Jonathan Pol (Chercheur, Centre de Recherche des Cordeliers)

Encarnita Mariotti-Ferrandiz (Maître de Conférences, Sorbonne Université)

Véronique Mateo (Maître de Conférences, Sorbonne Université)

Pierre-Emmanuel Joubert (Maître de Conférences, Sorbonne Université)

Sophie Sibéril (Maître de Conférences, Sorbonne Université)

Isabelle Cremer (Professeur, Sorbonne Université)

Jules Russick (Attaché Temporaire d’Enseignement et de Recherche, Sorbonne Université)
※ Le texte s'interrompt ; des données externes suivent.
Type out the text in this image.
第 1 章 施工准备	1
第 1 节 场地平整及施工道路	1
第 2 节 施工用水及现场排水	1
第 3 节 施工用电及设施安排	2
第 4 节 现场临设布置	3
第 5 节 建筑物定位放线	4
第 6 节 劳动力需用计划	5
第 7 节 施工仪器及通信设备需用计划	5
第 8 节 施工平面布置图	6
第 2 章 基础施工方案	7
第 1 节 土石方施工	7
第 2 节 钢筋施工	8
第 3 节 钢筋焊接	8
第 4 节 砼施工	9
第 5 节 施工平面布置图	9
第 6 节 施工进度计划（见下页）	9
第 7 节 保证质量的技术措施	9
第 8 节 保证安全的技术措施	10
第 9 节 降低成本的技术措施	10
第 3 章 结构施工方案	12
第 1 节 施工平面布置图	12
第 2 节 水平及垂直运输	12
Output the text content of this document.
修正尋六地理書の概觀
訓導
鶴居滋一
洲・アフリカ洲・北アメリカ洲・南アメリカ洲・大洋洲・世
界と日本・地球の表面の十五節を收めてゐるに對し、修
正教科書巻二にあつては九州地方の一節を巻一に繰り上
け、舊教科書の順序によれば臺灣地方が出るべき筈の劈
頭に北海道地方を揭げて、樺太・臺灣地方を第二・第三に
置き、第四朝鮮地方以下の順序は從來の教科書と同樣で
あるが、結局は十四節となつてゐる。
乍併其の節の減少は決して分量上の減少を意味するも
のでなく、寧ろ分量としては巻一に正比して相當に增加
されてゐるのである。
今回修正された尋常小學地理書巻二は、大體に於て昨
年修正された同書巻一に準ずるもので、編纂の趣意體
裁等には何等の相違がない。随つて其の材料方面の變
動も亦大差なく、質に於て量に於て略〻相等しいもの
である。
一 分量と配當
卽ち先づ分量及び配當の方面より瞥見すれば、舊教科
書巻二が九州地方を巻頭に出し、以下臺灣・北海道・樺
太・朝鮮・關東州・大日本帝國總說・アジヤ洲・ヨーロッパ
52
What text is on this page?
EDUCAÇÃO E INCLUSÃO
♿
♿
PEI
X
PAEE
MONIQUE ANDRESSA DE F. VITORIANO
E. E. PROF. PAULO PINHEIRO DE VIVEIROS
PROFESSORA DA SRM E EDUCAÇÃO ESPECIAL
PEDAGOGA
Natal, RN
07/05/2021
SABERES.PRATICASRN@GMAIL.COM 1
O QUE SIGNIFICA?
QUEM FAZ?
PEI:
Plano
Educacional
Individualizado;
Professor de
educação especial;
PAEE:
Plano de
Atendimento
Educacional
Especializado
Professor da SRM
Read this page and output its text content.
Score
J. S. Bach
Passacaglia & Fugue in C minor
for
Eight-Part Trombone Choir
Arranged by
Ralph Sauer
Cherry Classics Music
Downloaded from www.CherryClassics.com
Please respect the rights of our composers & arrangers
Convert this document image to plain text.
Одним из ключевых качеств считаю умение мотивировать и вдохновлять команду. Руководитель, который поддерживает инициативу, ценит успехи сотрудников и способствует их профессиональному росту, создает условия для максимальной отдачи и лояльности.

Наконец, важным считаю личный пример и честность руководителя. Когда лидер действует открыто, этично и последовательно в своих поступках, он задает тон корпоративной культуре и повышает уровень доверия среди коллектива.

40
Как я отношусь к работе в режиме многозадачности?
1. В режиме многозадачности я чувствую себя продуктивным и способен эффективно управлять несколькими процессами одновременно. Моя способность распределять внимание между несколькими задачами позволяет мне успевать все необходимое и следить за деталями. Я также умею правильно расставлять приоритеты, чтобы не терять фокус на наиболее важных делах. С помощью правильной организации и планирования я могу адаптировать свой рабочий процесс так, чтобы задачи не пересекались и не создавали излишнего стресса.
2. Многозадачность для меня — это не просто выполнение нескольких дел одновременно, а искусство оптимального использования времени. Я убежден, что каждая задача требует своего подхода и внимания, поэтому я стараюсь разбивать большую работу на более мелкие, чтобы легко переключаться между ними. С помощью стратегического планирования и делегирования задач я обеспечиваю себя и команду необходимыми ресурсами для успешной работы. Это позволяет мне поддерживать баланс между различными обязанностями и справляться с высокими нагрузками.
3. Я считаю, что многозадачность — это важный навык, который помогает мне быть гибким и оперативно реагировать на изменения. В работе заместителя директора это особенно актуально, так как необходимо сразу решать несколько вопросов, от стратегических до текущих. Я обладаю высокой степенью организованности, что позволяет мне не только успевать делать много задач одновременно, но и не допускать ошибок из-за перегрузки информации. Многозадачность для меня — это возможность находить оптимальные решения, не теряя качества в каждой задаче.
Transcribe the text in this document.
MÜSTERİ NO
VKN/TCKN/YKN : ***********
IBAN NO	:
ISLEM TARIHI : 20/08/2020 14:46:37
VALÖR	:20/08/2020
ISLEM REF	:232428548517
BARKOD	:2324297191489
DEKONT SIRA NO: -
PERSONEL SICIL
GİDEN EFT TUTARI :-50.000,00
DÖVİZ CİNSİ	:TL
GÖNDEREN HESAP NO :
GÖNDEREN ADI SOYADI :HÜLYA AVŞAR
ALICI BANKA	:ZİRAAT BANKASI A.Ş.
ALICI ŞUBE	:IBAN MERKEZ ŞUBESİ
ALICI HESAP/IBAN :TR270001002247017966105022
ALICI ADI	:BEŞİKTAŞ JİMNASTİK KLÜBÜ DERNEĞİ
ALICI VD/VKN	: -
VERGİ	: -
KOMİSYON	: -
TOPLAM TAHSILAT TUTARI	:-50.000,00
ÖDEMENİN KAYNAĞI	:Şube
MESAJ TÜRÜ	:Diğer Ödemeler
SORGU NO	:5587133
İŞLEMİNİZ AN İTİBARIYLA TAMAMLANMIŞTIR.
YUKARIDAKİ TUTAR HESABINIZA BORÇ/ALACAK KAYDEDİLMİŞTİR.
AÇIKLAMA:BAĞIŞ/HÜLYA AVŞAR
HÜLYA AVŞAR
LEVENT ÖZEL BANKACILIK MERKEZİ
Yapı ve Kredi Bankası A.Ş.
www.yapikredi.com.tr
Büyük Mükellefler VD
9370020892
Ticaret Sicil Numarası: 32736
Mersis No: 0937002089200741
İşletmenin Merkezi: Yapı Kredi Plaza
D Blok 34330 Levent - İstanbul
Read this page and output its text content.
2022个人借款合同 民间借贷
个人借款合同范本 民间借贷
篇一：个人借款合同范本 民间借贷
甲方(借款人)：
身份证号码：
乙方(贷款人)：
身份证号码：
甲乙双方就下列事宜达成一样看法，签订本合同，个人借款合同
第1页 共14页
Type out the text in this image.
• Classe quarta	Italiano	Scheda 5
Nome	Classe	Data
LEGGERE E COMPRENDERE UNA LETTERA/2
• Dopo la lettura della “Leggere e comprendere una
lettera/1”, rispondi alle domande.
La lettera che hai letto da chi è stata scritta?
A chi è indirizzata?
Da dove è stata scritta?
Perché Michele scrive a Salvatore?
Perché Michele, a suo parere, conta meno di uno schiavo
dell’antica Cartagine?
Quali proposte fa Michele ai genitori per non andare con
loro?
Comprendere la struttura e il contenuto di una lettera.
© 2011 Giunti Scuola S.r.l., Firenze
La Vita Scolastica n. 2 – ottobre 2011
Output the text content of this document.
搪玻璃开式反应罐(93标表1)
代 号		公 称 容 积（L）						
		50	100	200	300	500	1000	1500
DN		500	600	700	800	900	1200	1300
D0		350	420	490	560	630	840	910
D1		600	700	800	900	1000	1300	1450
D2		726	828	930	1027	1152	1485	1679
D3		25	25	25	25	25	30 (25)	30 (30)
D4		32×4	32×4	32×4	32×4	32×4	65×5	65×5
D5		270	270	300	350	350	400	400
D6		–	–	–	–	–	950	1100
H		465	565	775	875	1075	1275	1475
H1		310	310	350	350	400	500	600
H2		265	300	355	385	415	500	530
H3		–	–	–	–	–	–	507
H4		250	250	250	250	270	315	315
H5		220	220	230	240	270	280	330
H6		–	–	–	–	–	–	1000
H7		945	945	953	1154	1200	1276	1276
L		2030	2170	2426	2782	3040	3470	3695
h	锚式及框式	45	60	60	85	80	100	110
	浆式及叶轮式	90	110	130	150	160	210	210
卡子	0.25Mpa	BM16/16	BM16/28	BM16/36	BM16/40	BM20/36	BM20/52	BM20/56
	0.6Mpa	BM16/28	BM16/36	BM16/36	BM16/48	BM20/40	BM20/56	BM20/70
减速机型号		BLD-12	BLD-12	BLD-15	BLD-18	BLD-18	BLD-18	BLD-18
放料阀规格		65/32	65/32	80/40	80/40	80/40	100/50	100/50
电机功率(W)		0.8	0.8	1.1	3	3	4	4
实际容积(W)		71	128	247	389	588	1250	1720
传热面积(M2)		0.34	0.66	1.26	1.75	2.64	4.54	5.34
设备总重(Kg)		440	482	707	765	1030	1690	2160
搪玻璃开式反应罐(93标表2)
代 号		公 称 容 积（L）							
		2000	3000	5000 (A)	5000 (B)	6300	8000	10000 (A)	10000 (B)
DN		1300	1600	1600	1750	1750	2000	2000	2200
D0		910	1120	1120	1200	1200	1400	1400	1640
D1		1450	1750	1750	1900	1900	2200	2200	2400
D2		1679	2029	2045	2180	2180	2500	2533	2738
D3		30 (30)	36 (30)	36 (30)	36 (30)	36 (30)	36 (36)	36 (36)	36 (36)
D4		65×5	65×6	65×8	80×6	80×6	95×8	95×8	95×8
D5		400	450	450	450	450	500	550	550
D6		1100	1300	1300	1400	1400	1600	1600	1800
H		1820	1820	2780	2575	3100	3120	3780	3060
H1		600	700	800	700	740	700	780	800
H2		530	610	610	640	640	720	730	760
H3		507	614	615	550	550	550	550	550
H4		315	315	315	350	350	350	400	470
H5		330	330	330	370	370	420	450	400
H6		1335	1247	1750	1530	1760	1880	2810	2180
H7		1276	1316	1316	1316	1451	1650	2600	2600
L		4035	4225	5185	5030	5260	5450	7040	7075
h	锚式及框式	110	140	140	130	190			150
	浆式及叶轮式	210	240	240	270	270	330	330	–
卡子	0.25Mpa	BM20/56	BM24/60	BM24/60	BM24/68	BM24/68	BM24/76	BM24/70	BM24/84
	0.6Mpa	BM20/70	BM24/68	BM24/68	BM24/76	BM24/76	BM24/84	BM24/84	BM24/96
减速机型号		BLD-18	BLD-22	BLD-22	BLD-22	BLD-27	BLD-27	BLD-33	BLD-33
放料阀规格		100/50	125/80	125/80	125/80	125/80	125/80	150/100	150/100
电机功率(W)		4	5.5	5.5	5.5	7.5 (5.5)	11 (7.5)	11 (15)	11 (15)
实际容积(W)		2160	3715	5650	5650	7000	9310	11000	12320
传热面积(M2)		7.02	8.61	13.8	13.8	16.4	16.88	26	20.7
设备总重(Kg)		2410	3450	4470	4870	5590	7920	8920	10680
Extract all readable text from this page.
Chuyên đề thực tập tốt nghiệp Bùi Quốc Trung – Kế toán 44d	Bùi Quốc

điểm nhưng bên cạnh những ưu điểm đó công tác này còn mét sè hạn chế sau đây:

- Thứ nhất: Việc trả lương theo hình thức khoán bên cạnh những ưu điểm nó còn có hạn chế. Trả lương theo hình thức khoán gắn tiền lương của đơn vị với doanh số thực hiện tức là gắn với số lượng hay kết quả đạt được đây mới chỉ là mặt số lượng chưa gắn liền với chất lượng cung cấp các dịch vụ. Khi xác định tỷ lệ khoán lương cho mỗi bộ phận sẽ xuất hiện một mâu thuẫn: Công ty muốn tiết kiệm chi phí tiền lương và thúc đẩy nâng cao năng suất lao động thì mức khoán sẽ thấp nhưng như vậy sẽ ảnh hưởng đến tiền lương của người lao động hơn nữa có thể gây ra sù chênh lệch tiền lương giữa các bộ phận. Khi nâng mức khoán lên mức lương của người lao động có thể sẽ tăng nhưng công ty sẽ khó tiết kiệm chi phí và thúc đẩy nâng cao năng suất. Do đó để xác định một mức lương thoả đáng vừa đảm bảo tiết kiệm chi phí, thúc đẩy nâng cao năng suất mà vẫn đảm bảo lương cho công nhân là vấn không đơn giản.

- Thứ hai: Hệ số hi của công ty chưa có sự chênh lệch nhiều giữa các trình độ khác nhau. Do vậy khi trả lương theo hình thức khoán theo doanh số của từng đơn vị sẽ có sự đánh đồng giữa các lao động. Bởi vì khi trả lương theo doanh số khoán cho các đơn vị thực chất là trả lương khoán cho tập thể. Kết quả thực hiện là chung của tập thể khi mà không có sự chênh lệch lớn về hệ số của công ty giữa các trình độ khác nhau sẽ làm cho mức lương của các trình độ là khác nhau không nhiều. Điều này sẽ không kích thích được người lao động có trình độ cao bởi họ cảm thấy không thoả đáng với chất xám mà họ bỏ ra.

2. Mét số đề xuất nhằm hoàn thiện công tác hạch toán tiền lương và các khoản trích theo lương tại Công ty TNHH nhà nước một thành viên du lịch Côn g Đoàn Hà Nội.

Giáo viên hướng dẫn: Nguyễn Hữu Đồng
Signe Hässler (Attaché Temporaire d’Enseignement et de Recherche, Sorbonne Université)

Série coordonnée par Sophie Sibéril.

Du principe au développement des immunothérapies « CAR-T cells »

Le principe de l’immunosurveillance repose sur la capacité du système immunitaire à reconnaître et à éradiquer les cellules tumorales dès l’émergence du processus de transformation cellulaire [1] ().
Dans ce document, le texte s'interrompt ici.